Writing

Feed Software, technology, sysadmin war stories, and more.

Thursday, January 5, 2023

S p a m m y s y s c a l l s in strace dumps

I was doing some light nerd reading at lunch the other day and ran across someone who had encountered trouble with a program that was using TCP_NODELAY when perhaps it shouldn't. TCP_NODELAY is one of those things which turns off Nagle's algorithm, which is usually used to batch up a bunch of small writes so you don't spam the network with tons of tiny packets. (If this sounds familiar to long-time readers, it's because it starred in a post that made the rounds in the fall of 2020.)

All of those packets have overhead. It's not quite the same problem that it was when we had 10 megabit shared-media networks with collisions out the wazoo, but it's still not great to just waste bandwidth and CPU time on things that aren't latency-sensitive.

The problem comes when you have a program that has a bunch of stuff to put on the wire, and yet it does it with individual calls to write(). Instead of pushing (say) ~2 KB at the network with a single call, it instead spins through the buffer, writing each one individually. Now you have 2000 packets flying around, all with their headers and everything else as overhead. Having the kernel batch this up is basically saving the world from broken code.

I saw this and it reminded me of a similar bit of damage in my own life. I have some projects where I am forced to wrap another program and listen to its stdout. It doesn't have a library form, so the only way to make use of it is to go through this whole rigamarole. I get to create a pipe, then fork and have the child connect stdout to that pipe and exec the program in question. The parent process then sits there listening to the pipe for updates.

I realized that my program (the reader) was waking up FAR too often. I should be getting updates every 30-45 seconds, but it would wake up a couple of thousand times in that interval. WTF? Well, it turns out that for whatever reason, it writes to stdout (more or less) a byte at a time.

Seriously. I had to see this for myself, and attached to it with strace. It pretty much looked like this:

708589 22:46:24.174856 write(1, "\"", 1) = 1 <0.000039>
708589 22:46:24.175018 write(1, "i", 1) = 1 <0.000041>
708589 22:46:24.175187 write(1, "d", 1) = 1 <0.000040>
708589 22:46:24.175339 write(1, "\"", 1) = 1 <0.000041>
708589 22:46:24.175506 write(1, " : ", 3) = 3 <0.000048>
708589 22:46:24.175666 write(1, "12345", 5) = 5 <0.000041>
708589 22:46:24.175814 write(1, ", ", 2) = 2 <0.000041>
708589 22:46:24.175981 write(1, "\"", 1) = 1 <0.000041>
708589 22:46:24.176138 write(1, "c", 1) = 1 <0.000039>
708589 22:46:24.176279 write(1, "h", 1) = 1 <0.000040>
708589 22:46:24.176443 write(1, "a", 1) = 1 <0.000041>
708589 22:46:24.176596 write(1, "n", 1) = 1 <0.000040>
708589 22:46:24.176732 write(1, "n", 1) = 1 <0.000040>
708589 22:46:24.176875 write(1, "e", 1) = 1 <0.000043>
708589 22:46:24.177045 write(1, "l", 1) = 1 <0.000070>
708589 22:46:24.177331 write(1, "\"", 1) = 1 <0.000030>
708589 22:46:24.177454 write(1, " : ", 3) = 3 <0.000029>

That's 17 lines from a much longer log. Those 17 lines alone were displayed in about three milliseconds, and had many many more above and below.
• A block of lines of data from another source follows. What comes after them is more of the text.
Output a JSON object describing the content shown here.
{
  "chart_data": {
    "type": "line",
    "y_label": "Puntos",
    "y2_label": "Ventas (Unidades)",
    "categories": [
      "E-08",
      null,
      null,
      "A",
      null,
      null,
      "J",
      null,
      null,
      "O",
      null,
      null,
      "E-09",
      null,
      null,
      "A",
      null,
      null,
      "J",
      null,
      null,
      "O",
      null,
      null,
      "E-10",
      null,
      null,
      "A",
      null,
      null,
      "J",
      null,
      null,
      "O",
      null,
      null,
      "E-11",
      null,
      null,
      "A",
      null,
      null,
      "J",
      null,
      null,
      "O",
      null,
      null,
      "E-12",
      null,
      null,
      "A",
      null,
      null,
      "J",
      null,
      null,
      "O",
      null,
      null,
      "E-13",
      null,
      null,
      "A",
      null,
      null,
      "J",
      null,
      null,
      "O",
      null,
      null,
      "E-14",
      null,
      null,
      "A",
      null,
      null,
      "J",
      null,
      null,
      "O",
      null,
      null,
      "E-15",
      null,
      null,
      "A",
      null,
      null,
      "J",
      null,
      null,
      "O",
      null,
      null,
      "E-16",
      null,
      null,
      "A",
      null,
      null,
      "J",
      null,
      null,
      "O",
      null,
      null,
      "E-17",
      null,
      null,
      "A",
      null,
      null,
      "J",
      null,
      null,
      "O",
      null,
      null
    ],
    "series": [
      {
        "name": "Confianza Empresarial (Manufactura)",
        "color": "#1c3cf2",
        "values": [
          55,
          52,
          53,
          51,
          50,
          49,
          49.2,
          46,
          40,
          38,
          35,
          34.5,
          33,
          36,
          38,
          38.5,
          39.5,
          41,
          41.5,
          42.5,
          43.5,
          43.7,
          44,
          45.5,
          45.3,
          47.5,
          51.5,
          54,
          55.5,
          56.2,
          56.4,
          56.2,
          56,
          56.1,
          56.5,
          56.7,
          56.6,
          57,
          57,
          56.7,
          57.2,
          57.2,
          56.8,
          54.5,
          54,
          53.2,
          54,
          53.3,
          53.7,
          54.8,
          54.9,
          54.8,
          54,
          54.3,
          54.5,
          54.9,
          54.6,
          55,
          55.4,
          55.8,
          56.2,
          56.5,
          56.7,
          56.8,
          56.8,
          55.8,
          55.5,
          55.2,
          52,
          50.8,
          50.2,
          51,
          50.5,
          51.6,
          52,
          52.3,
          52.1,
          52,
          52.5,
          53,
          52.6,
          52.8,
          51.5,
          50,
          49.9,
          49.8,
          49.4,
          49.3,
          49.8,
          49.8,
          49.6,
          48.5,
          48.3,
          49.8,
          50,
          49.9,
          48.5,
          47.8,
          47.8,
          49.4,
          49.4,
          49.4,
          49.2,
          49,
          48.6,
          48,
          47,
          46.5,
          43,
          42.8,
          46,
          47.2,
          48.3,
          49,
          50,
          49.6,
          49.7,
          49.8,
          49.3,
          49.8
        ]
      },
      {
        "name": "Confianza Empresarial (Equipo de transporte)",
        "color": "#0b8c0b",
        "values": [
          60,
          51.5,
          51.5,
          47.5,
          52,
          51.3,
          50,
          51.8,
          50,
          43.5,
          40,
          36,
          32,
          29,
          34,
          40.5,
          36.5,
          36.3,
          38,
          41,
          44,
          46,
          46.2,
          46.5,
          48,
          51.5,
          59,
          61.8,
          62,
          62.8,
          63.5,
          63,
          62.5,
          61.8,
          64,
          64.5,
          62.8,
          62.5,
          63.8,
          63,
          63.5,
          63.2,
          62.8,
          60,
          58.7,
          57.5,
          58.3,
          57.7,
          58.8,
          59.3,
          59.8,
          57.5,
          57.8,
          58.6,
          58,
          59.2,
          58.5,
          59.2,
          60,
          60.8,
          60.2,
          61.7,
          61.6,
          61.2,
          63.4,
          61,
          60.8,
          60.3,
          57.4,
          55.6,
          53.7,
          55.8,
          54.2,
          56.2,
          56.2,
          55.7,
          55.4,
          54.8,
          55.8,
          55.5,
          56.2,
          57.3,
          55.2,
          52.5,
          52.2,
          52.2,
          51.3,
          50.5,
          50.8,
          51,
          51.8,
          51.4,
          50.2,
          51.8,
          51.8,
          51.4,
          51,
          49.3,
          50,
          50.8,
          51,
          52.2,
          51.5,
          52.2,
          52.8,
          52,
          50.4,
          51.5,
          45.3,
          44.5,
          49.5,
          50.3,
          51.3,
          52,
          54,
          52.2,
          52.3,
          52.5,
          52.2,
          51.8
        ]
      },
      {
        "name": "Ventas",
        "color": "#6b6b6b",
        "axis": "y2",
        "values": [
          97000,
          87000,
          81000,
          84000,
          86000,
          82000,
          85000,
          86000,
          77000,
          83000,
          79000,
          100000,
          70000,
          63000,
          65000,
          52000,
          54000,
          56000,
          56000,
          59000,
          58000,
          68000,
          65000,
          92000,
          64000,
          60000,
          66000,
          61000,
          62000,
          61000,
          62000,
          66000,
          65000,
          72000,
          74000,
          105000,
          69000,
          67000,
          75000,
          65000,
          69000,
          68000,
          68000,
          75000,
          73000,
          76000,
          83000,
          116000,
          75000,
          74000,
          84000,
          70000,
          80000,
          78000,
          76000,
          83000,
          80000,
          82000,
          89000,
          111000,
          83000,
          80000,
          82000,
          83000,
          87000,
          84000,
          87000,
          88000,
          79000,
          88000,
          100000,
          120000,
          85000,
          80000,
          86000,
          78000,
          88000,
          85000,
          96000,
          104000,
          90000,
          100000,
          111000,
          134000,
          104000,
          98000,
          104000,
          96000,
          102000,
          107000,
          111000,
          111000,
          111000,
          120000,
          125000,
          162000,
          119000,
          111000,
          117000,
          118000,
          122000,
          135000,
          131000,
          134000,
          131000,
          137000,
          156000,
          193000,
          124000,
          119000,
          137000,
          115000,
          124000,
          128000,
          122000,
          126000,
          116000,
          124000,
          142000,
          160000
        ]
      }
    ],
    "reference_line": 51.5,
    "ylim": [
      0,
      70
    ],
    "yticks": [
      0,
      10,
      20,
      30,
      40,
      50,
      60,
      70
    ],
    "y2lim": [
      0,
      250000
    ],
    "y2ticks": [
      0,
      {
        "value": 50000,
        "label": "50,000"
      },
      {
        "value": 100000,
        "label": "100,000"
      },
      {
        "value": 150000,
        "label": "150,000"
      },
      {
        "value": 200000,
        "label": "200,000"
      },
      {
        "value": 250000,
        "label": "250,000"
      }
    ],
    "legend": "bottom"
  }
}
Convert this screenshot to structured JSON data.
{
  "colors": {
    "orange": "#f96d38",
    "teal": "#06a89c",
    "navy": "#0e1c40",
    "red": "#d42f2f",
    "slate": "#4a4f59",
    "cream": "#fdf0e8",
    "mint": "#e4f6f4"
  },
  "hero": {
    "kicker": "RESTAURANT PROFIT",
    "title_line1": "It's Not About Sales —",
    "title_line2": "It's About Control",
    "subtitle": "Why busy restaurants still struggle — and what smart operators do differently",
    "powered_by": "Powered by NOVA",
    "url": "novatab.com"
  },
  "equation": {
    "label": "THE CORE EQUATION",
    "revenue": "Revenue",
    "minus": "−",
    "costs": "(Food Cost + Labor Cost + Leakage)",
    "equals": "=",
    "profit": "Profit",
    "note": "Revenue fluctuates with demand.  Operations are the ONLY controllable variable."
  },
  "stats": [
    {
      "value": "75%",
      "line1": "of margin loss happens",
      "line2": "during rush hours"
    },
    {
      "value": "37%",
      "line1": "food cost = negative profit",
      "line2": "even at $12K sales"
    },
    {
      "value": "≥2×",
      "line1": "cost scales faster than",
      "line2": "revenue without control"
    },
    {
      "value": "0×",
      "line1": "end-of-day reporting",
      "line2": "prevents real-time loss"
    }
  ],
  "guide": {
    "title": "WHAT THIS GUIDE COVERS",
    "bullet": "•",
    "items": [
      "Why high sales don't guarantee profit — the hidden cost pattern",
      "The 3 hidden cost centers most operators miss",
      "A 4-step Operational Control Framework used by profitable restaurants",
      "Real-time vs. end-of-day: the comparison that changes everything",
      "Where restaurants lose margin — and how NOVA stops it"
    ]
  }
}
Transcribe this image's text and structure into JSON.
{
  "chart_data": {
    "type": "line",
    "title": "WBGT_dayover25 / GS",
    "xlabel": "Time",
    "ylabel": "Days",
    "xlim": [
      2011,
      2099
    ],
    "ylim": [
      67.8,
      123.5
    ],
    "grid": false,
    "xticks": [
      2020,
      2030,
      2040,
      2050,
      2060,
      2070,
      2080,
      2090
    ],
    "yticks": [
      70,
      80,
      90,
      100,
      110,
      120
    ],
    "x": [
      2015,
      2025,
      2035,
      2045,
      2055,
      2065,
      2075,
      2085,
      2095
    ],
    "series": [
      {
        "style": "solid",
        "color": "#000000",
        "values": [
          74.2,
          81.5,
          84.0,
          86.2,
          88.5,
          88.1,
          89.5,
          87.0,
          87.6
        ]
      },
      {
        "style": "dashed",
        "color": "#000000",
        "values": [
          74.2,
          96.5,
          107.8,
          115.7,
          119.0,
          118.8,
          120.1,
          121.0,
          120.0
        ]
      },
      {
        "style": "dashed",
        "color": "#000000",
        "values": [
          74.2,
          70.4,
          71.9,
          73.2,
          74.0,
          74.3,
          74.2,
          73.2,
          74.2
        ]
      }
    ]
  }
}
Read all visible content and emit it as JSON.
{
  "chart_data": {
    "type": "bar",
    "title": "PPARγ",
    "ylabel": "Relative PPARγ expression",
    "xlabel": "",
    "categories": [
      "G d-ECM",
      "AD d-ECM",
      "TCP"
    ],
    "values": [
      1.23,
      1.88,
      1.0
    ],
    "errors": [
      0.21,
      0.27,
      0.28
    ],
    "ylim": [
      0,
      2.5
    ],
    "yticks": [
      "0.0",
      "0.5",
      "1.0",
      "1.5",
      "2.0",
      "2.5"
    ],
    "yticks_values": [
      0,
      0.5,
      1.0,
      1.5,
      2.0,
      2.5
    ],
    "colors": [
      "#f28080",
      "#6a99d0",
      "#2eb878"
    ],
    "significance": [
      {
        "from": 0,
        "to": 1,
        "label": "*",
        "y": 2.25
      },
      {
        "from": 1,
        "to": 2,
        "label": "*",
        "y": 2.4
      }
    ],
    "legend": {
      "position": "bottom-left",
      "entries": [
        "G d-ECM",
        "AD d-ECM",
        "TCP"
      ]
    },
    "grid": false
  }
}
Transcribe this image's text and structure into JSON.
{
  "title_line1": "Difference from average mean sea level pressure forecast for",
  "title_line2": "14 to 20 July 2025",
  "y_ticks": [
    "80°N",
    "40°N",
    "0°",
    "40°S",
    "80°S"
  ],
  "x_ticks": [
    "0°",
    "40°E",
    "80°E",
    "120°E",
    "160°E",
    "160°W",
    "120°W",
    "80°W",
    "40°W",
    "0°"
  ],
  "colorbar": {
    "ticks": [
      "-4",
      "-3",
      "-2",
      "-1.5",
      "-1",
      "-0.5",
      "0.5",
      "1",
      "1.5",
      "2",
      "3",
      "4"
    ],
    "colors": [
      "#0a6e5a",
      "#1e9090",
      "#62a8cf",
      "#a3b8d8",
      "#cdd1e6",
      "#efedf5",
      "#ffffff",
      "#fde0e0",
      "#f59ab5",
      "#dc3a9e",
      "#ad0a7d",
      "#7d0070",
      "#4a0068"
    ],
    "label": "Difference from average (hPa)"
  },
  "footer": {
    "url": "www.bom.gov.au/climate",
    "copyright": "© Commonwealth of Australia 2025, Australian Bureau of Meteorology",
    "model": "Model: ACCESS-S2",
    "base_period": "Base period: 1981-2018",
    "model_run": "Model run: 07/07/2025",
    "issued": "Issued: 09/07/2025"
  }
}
Here I was, trying to see what kind of data it was sending to me, and it was spamming me with syscalls.

If you look closely, you can see it's not quite one byte per write() but it's pretty close. Numbers go all at once for whatever reason, and those " : " strings are another curiosity.

I pretty much forgot about this until the TCP_NODELAY post crossed my path, and then was reminded of this. Clearly, short writes are pretty common.

I wonder though, do people not strace programs any more? If this was my project and I was trying to figure something out, all of the vertical scrolling would drive me crazy. When it's spewing out more than my scrollback buffer will let me access, something is wrong! I'd go to lengths to try to batch it up a little.

The one part of this process I control is the reader, so that side has some sanity-enabling hacks added to it. I wait for up to a second between checks, and even then, I call select() with a 250 msec timeout. This gives the syscall-spamming writer program a chance to finish writing to the pipe before I go and read it. This raises the chances that I'll get the whole thing from a single read() call. Their program can spin making thousands of syscalls per event. Mine makes about four: futex, futex, select, read.

...

Full disclosure: I thought about writing a program to spit the body of this post out as a series of individual bytes handed to write(), and then the post itself would have just been the output from running it in strace. Everyone would have had to read it vertically, and I bet it would have been seriously annoying for basically anyone, except the rare people who have lived through it and would find it oddly hilarious.

But, I'm trying to make a point here, so I decided to make it accessible to people who tend to read things in terms of words and sentences. I left the crazy up in the first two words of the title instead.